09 fevereiro 2012

Deus Segundo Alguns Filósofos


Para Aristóteles, Deus é o motor imóvel. Este motor não é uma divindade criadora do mundo; é a causa final. Segundo Aristóteles, como para todos os Gregos, o mundo sempre existiu e de modo algum foi criado. Deus é o ponto de chegada, meta final para a qual tende a inteira realidade.

Para Agostinho, se Deus realizou a criação com base em um ato consciente e voluntário, Ele pode ser considerado responsável pela imperfeição do mundo? A solução agostiniana: o mal, em si mesmo, não existe, é ausência, limitação do bem. O mal é puro não-ser, assim como a escuridão não tem uma realidade substancial, mas existe somente por via negativa, como ausência de luz.

Para Plotino, Deus é uma realidade tão diversa que exclui qualquer possibilidade de compreensão. Podemos apenas dizer que é Uno, uma vez que a multiplicidade parece ser uma peculiaridade do mundo terreno.
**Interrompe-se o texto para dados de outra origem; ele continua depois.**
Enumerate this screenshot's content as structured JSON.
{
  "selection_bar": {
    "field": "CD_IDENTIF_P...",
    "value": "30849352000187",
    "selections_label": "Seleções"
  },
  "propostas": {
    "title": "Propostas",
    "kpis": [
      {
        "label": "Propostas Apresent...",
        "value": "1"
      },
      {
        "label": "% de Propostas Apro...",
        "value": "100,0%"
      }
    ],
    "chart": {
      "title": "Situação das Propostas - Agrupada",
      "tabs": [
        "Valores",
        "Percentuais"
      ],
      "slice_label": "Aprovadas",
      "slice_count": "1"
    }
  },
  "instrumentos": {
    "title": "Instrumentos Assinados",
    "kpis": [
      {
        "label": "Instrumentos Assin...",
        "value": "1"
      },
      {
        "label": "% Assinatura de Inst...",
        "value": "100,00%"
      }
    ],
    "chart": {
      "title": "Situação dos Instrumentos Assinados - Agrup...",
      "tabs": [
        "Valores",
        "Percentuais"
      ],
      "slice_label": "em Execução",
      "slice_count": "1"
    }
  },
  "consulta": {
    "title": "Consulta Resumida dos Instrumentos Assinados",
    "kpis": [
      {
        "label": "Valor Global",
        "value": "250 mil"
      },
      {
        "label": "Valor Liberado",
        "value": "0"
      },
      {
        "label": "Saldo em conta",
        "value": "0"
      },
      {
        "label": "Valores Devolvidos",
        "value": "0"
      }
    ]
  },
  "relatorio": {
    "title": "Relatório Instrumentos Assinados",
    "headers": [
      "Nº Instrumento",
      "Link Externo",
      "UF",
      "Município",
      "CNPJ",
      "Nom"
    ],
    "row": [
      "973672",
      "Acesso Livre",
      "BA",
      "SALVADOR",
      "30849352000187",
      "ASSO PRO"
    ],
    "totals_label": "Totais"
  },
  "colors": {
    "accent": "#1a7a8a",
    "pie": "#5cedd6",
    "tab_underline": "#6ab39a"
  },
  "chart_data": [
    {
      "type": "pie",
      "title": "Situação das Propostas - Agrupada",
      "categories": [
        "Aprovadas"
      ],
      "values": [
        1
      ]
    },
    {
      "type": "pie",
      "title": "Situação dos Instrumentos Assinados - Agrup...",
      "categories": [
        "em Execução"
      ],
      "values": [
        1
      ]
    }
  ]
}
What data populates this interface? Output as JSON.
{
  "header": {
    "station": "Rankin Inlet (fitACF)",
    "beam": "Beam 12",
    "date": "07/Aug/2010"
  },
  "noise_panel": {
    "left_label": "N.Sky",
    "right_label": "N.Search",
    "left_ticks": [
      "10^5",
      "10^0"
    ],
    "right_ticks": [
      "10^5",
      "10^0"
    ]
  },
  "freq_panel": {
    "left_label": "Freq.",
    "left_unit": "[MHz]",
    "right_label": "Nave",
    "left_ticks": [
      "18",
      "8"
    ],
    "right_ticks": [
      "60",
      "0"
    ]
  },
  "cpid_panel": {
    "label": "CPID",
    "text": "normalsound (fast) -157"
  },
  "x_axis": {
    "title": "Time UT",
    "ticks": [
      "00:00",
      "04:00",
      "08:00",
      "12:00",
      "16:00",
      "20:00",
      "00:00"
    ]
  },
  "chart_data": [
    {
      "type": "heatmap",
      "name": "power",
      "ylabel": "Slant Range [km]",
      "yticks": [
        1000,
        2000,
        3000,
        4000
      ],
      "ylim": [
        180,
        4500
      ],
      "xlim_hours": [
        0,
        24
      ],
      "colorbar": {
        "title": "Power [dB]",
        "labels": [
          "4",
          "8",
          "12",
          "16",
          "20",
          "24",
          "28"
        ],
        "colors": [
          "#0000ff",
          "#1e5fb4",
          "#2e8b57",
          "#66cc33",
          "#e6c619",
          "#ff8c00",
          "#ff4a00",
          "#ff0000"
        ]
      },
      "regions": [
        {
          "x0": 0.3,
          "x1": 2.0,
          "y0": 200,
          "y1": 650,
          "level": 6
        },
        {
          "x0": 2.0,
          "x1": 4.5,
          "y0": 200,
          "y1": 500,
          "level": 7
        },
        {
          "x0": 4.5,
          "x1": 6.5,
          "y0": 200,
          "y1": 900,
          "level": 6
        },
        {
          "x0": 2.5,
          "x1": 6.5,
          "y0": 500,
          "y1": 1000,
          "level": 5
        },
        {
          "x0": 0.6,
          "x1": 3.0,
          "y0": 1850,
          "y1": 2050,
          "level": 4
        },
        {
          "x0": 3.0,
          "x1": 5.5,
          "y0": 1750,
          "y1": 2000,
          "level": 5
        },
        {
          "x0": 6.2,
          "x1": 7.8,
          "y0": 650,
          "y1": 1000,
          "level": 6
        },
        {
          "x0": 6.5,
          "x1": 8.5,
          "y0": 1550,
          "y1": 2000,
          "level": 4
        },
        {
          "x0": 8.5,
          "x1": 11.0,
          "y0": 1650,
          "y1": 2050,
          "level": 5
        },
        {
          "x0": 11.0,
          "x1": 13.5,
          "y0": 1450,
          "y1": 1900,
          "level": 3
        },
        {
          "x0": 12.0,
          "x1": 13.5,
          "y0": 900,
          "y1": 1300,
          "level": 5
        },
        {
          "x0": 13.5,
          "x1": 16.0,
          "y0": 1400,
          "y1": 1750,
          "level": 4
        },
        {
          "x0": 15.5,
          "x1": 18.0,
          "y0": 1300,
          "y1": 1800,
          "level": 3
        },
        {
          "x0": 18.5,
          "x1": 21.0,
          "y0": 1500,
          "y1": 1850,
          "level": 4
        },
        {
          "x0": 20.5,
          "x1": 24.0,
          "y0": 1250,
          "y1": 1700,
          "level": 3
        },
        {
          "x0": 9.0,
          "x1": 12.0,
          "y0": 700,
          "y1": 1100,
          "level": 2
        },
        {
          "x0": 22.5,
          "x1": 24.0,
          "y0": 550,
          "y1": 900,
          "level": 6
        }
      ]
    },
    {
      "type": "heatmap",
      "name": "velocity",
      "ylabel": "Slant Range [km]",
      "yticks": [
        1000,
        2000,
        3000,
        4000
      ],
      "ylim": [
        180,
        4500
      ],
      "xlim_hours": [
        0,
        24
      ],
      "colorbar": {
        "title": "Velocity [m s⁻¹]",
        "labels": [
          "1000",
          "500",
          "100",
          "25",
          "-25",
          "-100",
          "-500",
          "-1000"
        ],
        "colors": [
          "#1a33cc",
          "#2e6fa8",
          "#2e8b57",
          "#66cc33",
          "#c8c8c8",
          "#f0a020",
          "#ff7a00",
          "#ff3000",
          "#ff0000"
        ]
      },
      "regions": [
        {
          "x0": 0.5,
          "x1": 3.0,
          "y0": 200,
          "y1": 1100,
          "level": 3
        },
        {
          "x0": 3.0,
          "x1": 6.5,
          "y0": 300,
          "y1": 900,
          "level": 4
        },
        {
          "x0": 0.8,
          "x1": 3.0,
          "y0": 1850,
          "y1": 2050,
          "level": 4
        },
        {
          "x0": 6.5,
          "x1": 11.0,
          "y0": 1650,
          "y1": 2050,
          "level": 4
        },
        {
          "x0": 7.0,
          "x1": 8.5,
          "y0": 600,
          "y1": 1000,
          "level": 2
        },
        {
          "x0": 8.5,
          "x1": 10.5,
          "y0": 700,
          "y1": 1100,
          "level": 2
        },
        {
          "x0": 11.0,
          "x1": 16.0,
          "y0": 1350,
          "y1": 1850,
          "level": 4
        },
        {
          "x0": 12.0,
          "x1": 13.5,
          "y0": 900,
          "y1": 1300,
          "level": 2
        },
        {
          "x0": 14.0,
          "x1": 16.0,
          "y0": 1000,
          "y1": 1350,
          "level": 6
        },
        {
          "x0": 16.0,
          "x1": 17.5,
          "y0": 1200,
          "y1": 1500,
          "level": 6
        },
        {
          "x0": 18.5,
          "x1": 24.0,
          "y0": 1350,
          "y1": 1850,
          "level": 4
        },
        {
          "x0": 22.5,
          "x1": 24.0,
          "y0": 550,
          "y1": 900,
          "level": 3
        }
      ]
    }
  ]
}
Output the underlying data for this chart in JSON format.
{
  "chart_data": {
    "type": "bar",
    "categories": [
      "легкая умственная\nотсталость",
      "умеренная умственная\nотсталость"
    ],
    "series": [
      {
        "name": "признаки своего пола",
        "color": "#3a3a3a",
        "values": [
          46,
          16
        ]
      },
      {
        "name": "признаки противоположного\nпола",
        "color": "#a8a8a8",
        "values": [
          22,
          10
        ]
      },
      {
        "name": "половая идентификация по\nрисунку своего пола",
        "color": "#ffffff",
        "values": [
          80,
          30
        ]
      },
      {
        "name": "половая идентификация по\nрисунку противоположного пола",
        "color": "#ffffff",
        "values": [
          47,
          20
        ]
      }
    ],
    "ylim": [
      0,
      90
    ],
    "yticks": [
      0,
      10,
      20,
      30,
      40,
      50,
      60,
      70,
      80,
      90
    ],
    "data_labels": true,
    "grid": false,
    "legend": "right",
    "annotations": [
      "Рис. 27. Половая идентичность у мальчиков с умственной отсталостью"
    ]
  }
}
Para Dionísio, podemos falar de Deus apenas pela via negativa; dizer o que Ele não é. Assim: Deus não pode ser definido como luz, senão acrescentando que também é escuridão; não pode ser definido como amor, porque a sua distância do ser humano o impede de conhecer o mundo. Deus, o Uno, é inefável, isto é, absolutamente transcendente e incomensurável, estranho a qualquer critério humano.

Para Cusa, em Deus estão presentes, de modo infinito e perfeito, todos os elementos que em nosso mundo se opõem irredutivelmente. Como o conhecimento humano é fundado na proporção e na medida, o infinito, a verdade e Deus, que escapam a qualquer critério proporcional, permanecerão sempre incognoscíveis para o homem.

Para Spinoza, da definição de Deus como substância (aquilo que não precisa de nada para existir) decorre uma série de considerações: Deus é único, perfeito, auto-suficiente, dotado de infinitos atributos, que só em parte os homens conseguem perceber e compreender. Spinoza sustenta que Deus é a natureza e a natureza é Deus. E, posto que Deus é infinito, assim também deve ser a natureza, não obstante nos pareça finita e determinada.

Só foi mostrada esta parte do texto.